Pradesta (2014) yang mengatakan bahwa ethnosentrisme
merupakan suatu kecenderungan dalam memandang norma dan nilai
standar untuk mengukur serta mengambil sikap terhadap kebudayaan
lain. Selain itu, ethnosentrisme merujuk pada sikap, kepercayaan,
standar, dan perilaku individu yang berlebih pada sesuatu (Summer
dalam Zhaki, 2014). Dalam dunia konsumen, ethnosentrisme
dikatakan sebagai konstruk yang mampu menjelaskan mengapa
konsumen menilai produk dalam negeri lebih unggul daripada produk
impor. Ethnosentrisme konsumen didefinisikan sebagai suatu
kepercayaan konsumen mengenai kesesuaian dan moralitas dalam
membeli produk impor dan dengan pembelian produk impor itu sendiri
merupakan suatu kesalahan karena menimbulkan kerusakan ekonomi
lokal (Shimp & Sharma, 1987).
Berdasarkan paparan definisi ethnosentrisme dalam
konsumen, sikap dipilih karena merupakan suatu bentuk tindakan akan
kepercayaan konsumen dalam menilai dan membeli suatu produk.

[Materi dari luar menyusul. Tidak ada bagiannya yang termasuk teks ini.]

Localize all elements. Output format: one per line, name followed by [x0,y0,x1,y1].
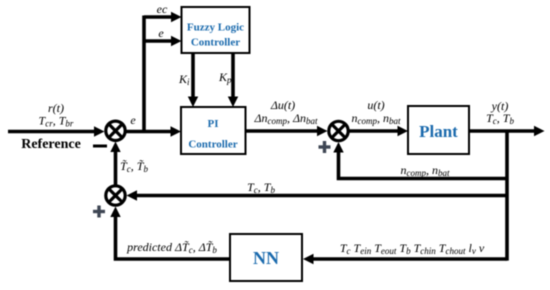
svg-text:Plant: Plant [419,122,458,141]
arrowhead Kp [228,97,238,108]
svg-text:Fuzzy Logic: Fuzzy Logic [187,22,244,34]
wire NN input from tap [312,257,508,261]
NN box [230,234,302,281]
wire S3 to S1 [114,150,118,185]
svg-text:PI: PI [208,118,219,130]
plant box [408,106,469,154]
wire Kp [231,53,235,99]
summing junction S3 [106,186,125,205]
arrowhead into summing junction S1 [94,126,105,136]
svg-text:NN: NN [253,248,279,268]
wire S1 to PI controller [126,130,173,134]
svg-text:u(t): u(t) [367,98,384,112]
arrowhead into S3 right [127,190,138,200]
wire vertical tap on output [505,130,509,261]
svg-text:predicted ΔT̃c, ΔT̃b: predicted ΔT̃c, ΔT̃b [126,240,217,255]
wire NN output to S3 [116,214,231,259]
svg-text:Δu(t): Δu(t) [270,98,295,112]
arrowhead into S3 bottom [110,207,120,218]
arrowhead into S2 [317,126,328,136]
svg-text:e: e [130,113,136,127]
fuzzy logic controller box [182,7,250,53]
PI controller box [181,107,246,154]
arrowhead into S1 bottom [110,142,120,153]
minus sign at S1 [93,145,107,148]
svg-text:ec: ec [157,2,168,16]
svg-text:Controller: Controller [188,139,237,151]
wire branch e up [142,16,146,134]
arrowhead Ki [188,97,198,108]
summing junction S2 [329,121,348,140]
summing junction S1 [106,121,125,140]
wire S2 to plant [349,129,400,133]
plus sign at S3 [93,206,105,218]
svg-text:Controller: Controller [191,37,240,49]
wire plant output [469,129,536,133]
svg-text:Reference: Reference [21,137,81,152]
wire feedback Tc,Tb to S3 [135,194,508,198]
svg-text:e: e [158,26,164,40]
arrowhead into PI controller [171,126,182,136]
wire ec into fuzzy controller [144,15,173,19]
arrowhead ec [171,12,182,22]
arrowhead output [534,126,545,136]
wire PI to S2 [246,129,320,133]
wire reference input [8,130,96,134]
arrowhead e [171,36,182,46]
wire Ki [191,53,195,99]
wire feedback n to S2 [339,150,508,179]
arrowhead into plant [398,126,409,136]
arrowhead into S2 bottom [333,142,343,153]
wire e into fuzzy controller [144,39,173,43]
plus sign at S2 [319,141,331,153]
arrowhead into NN right [303,254,314,264]
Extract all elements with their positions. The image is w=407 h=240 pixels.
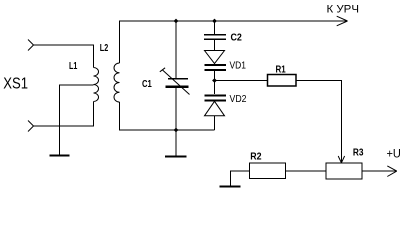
wire tap to ground (59, 85, 61, 156)
svg-text:C1: C1 (142, 79, 152, 90)
wire C1 top (175, 21, 177, 79)
wire VD1 to VD2 (214, 71, 216, 94)
svg-text:C2: C2 (231, 33, 243, 44)
wire C2 to VD1 (214, 40, 216, 51)
inductor L2 (114, 63, 119, 102)
diode VD1 (205, 51, 225, 64)
resistor R2 (250, 163, 286, 179)
arrow wiper R3 (338, 156, 344, 163)
wire node to R1 (215, 80, 268, 82)
inductor L1 (94, 68, 99, 102)
svg-text:XS1: XS1 (3, 76, 28, 93)
wire R1 to R3 wiper (297, 81, 342, 163)
wire top rail (120, 21, 348, 63)
wire R3 to +U (362, 170, 397, 172)
resistor R3 (326, 163, 362, 179)
capacitor C2 (204, 34, 226, 36)
wire VD2 bottom to rail (214, 116, 216, 130)
svg-text:R3: R3 (353, 148, 364, 159)
ground (C1) (165, 156, 187, 158)
wire C2 branch top (214, 21, 216, 34)
diode VD2 (205, 94, 227, 96)
ground (R2) (220, 186, 241, 188)
wire pin2 to L1 bottom (34, 102, 94, 127)
ground (L1 tap) (50, 155, 70, 157)
capacitor C1 (168, 78, 188, 80)
resistor R1 (268, 75, 297, 87)
wire R2 left to ground (231, 171, 250, 186)
arrow to URCh (337, 16, 348, 26)
node VD1/VD2/R1 (212, 78, 217, 83)
wire L1 tap (60, 84, 94, 86)
svg-text:+U: +U (387, 147, 401, 161)
svg-text:К УРЧ: К УРЧ (327, 4, 360, 16)
wire L2 bottom rail (120, 102, 215, 130)
svg-text:L1: L1 (69, 61, 78, 72)
node C1 bottom rail (174, 128, 179, 133)
node top C2 (212, 19, 217, 24)
svg-text:R2: R2 (250, 152, 262, 163)
wire C1 bottom to ground (175, 88, 177, 156)
wire R2 to R3 (286, 170, 327, 172)
svg-text:VD2: VD2 (230, 94, 247, 105)
connector XS1 pin 2 (28, 121, 34, 132)
svg-text:R1: R1 (276, 65, 287, 76)
arrow +U (387, 166, 397, 177)
connector XS1 pin 1 (28, 40, 34, 51)
wire pin1 to L1 top (34, 45, 94, 68)
svg-text:VD1: VD1 (230, 61, 247, 72)
node top C1 (174, 19, 179, 24)
svg-text:L2: L2 (100, 43, 109, 54)
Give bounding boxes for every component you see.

Oleh karena itu, definisi ethnosentrisme konsumen dapat disimpulkan
sebagai suatu sikap yang memandang kelompok sendiri lebih unggul
dari kelompok lain yang berbeda budaya dan akan membeli produk
yang sesuai dengan budayanya.
2. Aspek Sikap
Sikap merupakan suatu keadaan mental yang dipengaruhi oleh
pengalaman yang akan memberikan respon terhadap objek dan situasi
organisasi yang bersifat menetap dari proses motivasional, emosional,
perceptual dan kognitif mengenai beberapa aspek dunia inidividu
(Allport & Krech dan Crutchfield dalam Sears, Freedman & Peplau,
2009).
Pendapat lain, Thurstone (dalam Kurnianto, 2015)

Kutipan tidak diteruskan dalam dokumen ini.